Oder einen 80er Lüfter mit 1 Scraube befestigen und das andere Loch(diagonal) selber bohren.


----------



## Masterwana (8. November 2009)

*AW: 75mm Gehäuselüfter ?*

Das sind Bohrungen für ganz normale 80er Lüfter. 




			Dieser Inhalt steht nur eingeloggten Mitgliedern zur Verfügung.
        



*ROT: 66mm
BLAU: 72mm
GRÜN: 78mm
LILA: 80mm*


----------



## $.Crackpipeboy.$ (8. November 2009)

*AW: 75mm Gehäuselüfter ?*

Bohre dir doch einfach ein paar Zusatzlöcher (80iger) oder so damit do dort nen Lüfter reinkriegst...oder Dremelst halt ein bischen...


----------



## Amlug_celebren (8. November 2009)

*AW: 75mm Gehäuselüfter ?*

Die Löcher eines 80mm Lüfters haben einen waagerechten Abstand von ca. 75mm, demnach ist es kein 75mm Gehäuselüfter sondern ein 80mm gehäuselüfter!
der passt!!!

man misst nämlich nicht den Lochabstand sondern die länge des Lüfters!


----------



## Arkogei (9. November 2009)

*AW: 75mm Gehäuselüfter ?*



Amlug_celebren schrieb:


> Die Löcher eines 80mm Lüfters haben einen waagerechten Abstand von ca. 75mm, demnach ist es kein 75mm Gehäuselüfter sondern ein 80mm gehäuselüfter!
> der passt!!!
> 
> man misst nämlich nicht den Lochabstand sondern die länge des Lüfters!

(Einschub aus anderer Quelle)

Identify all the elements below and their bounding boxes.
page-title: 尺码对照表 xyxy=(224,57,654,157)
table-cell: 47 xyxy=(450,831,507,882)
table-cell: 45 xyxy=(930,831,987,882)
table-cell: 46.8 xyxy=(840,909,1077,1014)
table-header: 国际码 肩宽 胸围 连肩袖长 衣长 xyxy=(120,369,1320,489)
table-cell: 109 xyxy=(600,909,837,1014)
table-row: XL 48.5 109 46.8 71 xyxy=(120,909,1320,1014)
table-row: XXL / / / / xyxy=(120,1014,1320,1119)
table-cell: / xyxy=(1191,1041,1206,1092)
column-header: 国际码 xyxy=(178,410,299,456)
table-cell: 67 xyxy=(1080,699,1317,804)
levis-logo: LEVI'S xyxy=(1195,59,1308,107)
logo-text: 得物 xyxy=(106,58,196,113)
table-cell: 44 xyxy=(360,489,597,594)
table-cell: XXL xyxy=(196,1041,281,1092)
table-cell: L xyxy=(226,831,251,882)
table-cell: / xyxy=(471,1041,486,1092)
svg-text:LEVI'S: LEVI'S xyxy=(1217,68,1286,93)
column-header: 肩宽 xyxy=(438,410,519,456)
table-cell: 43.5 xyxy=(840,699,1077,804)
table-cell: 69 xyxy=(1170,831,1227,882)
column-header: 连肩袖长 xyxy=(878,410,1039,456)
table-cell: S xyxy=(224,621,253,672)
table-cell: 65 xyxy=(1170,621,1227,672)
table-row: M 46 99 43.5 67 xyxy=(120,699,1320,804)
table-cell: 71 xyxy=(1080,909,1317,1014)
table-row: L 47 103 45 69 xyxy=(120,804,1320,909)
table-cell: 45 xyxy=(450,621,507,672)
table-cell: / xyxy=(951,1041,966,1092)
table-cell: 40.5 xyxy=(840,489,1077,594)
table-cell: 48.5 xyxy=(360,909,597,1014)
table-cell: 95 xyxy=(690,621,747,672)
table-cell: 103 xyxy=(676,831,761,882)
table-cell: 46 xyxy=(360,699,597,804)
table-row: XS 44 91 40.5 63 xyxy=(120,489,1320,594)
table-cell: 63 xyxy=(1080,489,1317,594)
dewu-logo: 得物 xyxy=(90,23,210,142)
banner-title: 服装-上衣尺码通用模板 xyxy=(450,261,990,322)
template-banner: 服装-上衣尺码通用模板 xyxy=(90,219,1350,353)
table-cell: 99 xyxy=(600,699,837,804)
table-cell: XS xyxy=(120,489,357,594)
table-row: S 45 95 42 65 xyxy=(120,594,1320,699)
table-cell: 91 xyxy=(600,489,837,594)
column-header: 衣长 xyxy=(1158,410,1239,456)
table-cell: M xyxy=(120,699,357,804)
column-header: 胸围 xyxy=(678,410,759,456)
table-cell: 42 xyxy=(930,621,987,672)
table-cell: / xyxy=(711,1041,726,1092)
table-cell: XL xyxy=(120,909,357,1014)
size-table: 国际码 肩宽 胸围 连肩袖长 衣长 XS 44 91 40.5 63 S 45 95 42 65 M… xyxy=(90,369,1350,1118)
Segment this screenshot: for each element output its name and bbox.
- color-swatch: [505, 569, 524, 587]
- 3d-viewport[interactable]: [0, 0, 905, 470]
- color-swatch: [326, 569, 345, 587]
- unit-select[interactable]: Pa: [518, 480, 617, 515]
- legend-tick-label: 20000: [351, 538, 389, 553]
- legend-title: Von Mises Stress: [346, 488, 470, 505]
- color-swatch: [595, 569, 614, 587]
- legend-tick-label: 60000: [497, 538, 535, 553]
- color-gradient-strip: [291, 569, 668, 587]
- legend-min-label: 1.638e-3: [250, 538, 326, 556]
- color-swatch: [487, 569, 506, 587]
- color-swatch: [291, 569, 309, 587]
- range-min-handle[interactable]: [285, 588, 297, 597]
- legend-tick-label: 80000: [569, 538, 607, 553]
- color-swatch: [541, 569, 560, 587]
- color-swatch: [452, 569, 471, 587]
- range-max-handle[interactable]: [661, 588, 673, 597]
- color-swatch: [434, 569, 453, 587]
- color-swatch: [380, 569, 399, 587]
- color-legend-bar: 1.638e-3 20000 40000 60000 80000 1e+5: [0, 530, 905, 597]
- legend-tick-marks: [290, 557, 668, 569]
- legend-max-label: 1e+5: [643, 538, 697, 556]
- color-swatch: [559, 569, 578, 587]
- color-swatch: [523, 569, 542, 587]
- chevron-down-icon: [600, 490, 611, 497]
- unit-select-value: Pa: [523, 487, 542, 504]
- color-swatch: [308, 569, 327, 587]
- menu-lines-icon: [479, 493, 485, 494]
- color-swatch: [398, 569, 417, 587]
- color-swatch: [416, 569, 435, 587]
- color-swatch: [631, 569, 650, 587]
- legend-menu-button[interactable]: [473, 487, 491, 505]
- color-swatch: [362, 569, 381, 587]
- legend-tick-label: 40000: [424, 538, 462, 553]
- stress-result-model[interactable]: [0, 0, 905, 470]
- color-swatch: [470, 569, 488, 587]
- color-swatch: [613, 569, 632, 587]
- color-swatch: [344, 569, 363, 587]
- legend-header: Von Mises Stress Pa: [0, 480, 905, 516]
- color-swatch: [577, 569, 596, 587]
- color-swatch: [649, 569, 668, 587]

OK Dann bin ich ja beruhigt.


----------



## Arkogei (10. November 2009)

*AW: 75mm Gehäuselüfter ?*

Ich wollte wissen wieviel so ein Gehäuselüfter den bringt, da mein PC wenn ich mal grafisch aufwendige Spiele zock des öfteren nach 20 min. komplett abstürzt (ausgeht).


----------



## MKay (10. November 2009)

*AW: 75mm Gehäuselüfter ?*

Besseren Luftdurchzug, was die Kühlung verstärkt, allerdings würde ich immer bei einem Fertigen PC einen neuen Cpu Kühler einbauen, da der Boxed Kühler sogut wie keine Kühlung bringt(Sie werden nicht mithilfe von Wärmeleitpaste gekühlt, sondern nur angeklebt oder mit Wärmeleitpads gekühlt, die fast nix bringen. aber ein Lüfter kann die Kühlung schon enrom erhöhen.


----------